If you or someone you know is considering filing a marriage-based application for permanent residence, reach out to Parker Gallini for assistance with the process.
Latest Developments with the Petition Immigration Management Service (PIMS) System
PIMS (the Petition Information Management Service) is the U.S. Department of State’s electronic system that provides U.S. Consular posts with confirmation of nonimmigrant (H-1N, L-1, O-1, TN, etc.) visa petition approvals. Consular posts are required to verify the petition approval in PIMS before approving and issuing a petition-based nonimmigrant visa. The PIMS database is run by the U.S. State Department’s Kentucky Consular Center (KCC). One of the items included in PIMS is a scan of the approved nonimmigrant visa petition filing package. Until recently, this scan was taken from a duplicate copy of the visa petition that Petitioners were required to submitted with the original nonimmigrant visa filing package to U.S. Citizenship & Immigration Services (“USCIS”).
On October 3, 2022, USCIS indicated that it no longer requires the submission of a duplicate visa petition to accompany the original nonimmigrant visa petition filing. This is a welcome development as it will streamline the nonimmigrant visa petition filing package, cutting down on what is often a very thick filing package, as well as reducing shipping costs. Once USCIS approves a nonimmigrant visa petition, they now directly scan the petition into the PIMS system rather than sending a physical copy to the KCC to be scanned. USCIS notes that it is taking one to two weeks after approval of a case to get the scanned petition into the PIMS system.
In addition to this initial delay in uploading information to PIMS, for several months now, we have seen a marked increase in the number of nonimmigrant visa applications that are delayed because the PIMS system does not yet have evidence of the approval of the underlying visa petition.
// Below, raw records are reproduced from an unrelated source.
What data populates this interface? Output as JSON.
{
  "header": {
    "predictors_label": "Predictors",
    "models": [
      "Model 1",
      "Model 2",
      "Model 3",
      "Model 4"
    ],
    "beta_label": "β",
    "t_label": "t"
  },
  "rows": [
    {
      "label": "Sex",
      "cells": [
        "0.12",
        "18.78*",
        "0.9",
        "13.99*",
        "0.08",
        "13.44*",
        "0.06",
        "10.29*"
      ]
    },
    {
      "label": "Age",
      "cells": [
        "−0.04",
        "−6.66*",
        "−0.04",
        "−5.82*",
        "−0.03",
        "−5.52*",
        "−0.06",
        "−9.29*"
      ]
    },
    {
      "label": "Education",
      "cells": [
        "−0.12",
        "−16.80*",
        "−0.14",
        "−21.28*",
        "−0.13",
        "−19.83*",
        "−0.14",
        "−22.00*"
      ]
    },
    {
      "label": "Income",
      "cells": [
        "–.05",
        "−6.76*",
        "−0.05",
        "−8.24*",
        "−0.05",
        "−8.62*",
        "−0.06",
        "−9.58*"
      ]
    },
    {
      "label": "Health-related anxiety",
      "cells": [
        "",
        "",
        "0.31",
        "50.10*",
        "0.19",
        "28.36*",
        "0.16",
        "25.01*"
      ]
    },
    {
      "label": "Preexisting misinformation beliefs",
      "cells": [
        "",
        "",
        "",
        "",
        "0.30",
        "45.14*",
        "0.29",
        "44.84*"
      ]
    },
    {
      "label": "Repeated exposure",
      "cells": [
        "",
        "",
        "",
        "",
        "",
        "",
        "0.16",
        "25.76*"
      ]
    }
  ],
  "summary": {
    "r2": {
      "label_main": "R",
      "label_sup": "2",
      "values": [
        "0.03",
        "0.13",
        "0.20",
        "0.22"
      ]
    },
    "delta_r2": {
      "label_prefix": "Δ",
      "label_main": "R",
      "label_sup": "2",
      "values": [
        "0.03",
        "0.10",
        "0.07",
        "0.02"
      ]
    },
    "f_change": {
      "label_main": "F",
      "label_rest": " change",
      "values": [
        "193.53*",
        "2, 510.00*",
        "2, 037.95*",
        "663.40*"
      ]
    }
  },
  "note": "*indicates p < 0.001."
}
These delays can last for weeks and there is no way to confirm in advance whether a case has been properly loaded into the PIMS system. While the U.S. State Department acknowledges the delay and states that it is working to resolve it, foreign nationals travelling abroad to apply for a nonimmigrant visa face the prospect of significant delays in being issued the visa.
Finally, a reminder that because Consular posts are required to verify visa petition approvals through PIMS, a foreign national applying for a visa is not required to include the original copy of their Form I-797, visa petition approval notice as part of their visa application filing. We recommend that a visa applicant include a photocopy copy, but not the original, of their Form I-797 approval notice.
We will provide up-dates on the situation with delays in loading information into the PIMS system as we have them.